If taken up by banks, it could deepen the push in Europe to cut costs for post-trade services such as clearing and settlement as fierce competition reshapes the industry. Battles for market share between exchanges, share-trading venues and brokers has eroded profits while the growth of more passive exchange traded funds has also cut the frequency of investors’ share trading. Global reform of derivatives markets is also forcing more OTC trades to be moved on to exchanges.
But at present OTC equity trades, typically equity swaps or contracts-for-difference, are not cleared but settled bilaterally between brokers. That process, sometimes known as the “give up”, requires brokers to put up millions of pounds annually in settlement fees.
Traiana, which acts as messaging hub in other OTC markets, would match a deal, allowing it to be sent to a clearing house. The clearing house could then net customers’ positions, saving on settlement fees. Traiana estimates about 75 per cent of trades could be netted, meaning banks could save up to $3m a year in settlement fees.

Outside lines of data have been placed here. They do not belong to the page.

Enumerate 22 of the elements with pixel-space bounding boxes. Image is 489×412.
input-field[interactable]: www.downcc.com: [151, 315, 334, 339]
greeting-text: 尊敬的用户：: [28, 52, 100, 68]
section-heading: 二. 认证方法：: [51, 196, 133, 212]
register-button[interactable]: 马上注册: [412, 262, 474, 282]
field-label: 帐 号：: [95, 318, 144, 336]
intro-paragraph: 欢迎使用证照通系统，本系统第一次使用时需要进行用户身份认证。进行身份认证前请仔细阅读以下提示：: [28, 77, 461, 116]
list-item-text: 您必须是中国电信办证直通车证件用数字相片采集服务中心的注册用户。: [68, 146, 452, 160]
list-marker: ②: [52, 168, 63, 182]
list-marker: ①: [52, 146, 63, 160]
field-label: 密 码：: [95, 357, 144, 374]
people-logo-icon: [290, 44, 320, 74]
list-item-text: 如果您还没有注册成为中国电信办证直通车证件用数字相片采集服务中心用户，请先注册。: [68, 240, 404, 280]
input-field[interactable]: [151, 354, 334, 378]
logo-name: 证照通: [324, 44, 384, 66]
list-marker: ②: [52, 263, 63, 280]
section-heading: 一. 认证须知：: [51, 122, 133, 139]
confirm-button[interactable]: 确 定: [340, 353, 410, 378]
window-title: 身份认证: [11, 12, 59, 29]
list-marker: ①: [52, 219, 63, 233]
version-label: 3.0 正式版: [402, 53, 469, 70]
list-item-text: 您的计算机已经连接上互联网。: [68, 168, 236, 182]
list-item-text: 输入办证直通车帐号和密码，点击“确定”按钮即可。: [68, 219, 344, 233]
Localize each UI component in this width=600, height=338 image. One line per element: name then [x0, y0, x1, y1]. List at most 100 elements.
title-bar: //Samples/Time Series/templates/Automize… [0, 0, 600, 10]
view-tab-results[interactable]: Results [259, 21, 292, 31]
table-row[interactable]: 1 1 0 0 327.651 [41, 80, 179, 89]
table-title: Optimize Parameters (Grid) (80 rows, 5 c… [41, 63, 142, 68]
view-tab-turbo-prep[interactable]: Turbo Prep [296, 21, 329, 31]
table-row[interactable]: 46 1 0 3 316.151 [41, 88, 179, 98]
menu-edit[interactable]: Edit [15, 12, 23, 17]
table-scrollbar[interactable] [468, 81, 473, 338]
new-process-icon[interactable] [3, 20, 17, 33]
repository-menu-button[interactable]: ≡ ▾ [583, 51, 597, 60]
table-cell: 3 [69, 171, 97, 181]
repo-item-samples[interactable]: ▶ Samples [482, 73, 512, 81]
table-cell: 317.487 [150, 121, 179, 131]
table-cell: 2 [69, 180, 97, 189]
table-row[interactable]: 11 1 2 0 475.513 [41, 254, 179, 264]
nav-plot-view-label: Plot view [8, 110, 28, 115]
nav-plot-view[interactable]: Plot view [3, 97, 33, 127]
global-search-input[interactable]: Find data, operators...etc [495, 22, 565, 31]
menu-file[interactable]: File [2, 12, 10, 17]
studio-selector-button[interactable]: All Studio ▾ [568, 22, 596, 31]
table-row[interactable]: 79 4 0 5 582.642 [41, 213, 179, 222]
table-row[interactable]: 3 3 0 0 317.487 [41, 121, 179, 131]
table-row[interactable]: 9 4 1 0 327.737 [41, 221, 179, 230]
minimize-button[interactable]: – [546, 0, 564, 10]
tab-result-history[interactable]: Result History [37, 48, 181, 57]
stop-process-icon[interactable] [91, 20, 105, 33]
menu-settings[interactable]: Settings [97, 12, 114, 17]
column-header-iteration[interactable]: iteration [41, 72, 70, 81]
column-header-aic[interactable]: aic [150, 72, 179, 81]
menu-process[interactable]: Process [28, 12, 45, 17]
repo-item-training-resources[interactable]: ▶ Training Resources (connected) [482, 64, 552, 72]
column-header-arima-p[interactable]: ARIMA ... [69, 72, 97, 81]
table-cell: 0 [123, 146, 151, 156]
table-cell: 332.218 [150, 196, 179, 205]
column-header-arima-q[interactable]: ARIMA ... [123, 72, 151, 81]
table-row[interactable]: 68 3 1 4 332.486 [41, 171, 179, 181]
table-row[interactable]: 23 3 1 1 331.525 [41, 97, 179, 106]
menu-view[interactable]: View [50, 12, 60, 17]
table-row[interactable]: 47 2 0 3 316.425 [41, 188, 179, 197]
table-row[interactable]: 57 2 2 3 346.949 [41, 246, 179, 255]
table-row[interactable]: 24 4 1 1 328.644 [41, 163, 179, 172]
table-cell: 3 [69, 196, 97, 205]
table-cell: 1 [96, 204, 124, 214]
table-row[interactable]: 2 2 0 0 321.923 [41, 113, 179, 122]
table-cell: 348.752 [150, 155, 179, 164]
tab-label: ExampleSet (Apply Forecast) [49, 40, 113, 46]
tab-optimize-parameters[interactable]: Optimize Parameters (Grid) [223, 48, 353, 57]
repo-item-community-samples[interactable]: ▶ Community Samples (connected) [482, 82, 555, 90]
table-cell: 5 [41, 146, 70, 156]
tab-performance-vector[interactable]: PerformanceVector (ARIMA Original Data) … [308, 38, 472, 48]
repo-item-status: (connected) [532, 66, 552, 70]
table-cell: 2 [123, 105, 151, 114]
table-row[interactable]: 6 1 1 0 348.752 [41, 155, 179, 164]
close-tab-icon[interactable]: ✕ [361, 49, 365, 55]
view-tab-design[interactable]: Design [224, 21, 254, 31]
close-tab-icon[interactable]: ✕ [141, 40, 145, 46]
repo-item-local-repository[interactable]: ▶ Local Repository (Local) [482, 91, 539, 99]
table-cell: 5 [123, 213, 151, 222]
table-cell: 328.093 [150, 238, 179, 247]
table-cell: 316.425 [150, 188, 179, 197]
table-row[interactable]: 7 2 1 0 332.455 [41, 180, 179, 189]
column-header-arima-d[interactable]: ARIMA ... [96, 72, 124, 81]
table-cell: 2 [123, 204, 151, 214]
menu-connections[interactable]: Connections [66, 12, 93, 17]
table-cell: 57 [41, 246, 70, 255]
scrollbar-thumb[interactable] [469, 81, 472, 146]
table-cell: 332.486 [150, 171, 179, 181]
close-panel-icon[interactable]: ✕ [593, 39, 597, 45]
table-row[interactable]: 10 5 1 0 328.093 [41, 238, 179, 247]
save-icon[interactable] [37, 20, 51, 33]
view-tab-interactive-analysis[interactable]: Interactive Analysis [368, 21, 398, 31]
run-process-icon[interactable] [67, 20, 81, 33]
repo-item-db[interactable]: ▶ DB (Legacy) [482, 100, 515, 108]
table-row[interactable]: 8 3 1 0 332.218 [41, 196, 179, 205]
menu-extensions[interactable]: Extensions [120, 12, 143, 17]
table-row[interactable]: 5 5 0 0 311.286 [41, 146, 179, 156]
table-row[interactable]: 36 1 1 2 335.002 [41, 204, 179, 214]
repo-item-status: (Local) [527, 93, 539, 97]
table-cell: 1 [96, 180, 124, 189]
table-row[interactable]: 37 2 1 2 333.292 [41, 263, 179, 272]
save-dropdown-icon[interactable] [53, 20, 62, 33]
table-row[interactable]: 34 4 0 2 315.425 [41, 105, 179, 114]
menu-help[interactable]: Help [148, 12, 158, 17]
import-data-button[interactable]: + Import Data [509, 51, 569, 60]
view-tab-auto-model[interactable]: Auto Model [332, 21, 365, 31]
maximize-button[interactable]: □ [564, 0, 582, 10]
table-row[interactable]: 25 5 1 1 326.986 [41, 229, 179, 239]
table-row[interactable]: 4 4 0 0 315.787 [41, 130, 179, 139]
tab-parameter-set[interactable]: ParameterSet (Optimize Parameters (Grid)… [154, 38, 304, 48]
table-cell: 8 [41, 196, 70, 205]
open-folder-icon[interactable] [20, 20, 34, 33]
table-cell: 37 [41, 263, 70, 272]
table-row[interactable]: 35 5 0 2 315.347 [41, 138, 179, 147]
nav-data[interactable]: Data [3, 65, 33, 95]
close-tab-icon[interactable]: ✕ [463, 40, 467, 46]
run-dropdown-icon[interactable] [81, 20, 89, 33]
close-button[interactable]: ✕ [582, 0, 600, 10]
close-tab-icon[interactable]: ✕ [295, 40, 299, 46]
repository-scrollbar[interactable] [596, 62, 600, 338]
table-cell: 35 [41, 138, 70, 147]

The move could force more change on Europe’s post-trade infrastructure. In the five years since the Mifid markets directive mandated competition in equities markets, profits from equities clearing at LCH.Clearnet have fallen 75 per cent.
Many have also agreed to free up access to each other’s clearing houses, a process known as “interoperability”. It allows market participants to net trades between venues, cutting settlement costs.
Roy Saadon, co-founder and head of Europe, Middle East and Africa at Traiana, said his company’s service was “complimentary” to interoperability. “We take the second leg of the trade [the give-up] and are putting it through a clearing house,” he said.
Many are consolidating, with LCH finalising its takeover by the London Stock Exchange last week. In March EuroCCP and EMCF agreed to merge to cut costs, although the deal is subject to regulatory approval. Last December SIX Group bought the clearing operations of its Norwegian counterpart for NKr180m ($32m) to beef up x-clear, its own clearing house.
Traiana’s growing importance as a key market infrastructure provider was underlined in January when seven banks, including Barclays, Citi and JPMorgan, took a 12 per cent stake in a deal that valued Traiana at $300m. The consortium also has an option to buy a further 20 per cent stake from ICAP for up to $82.5m at a later date.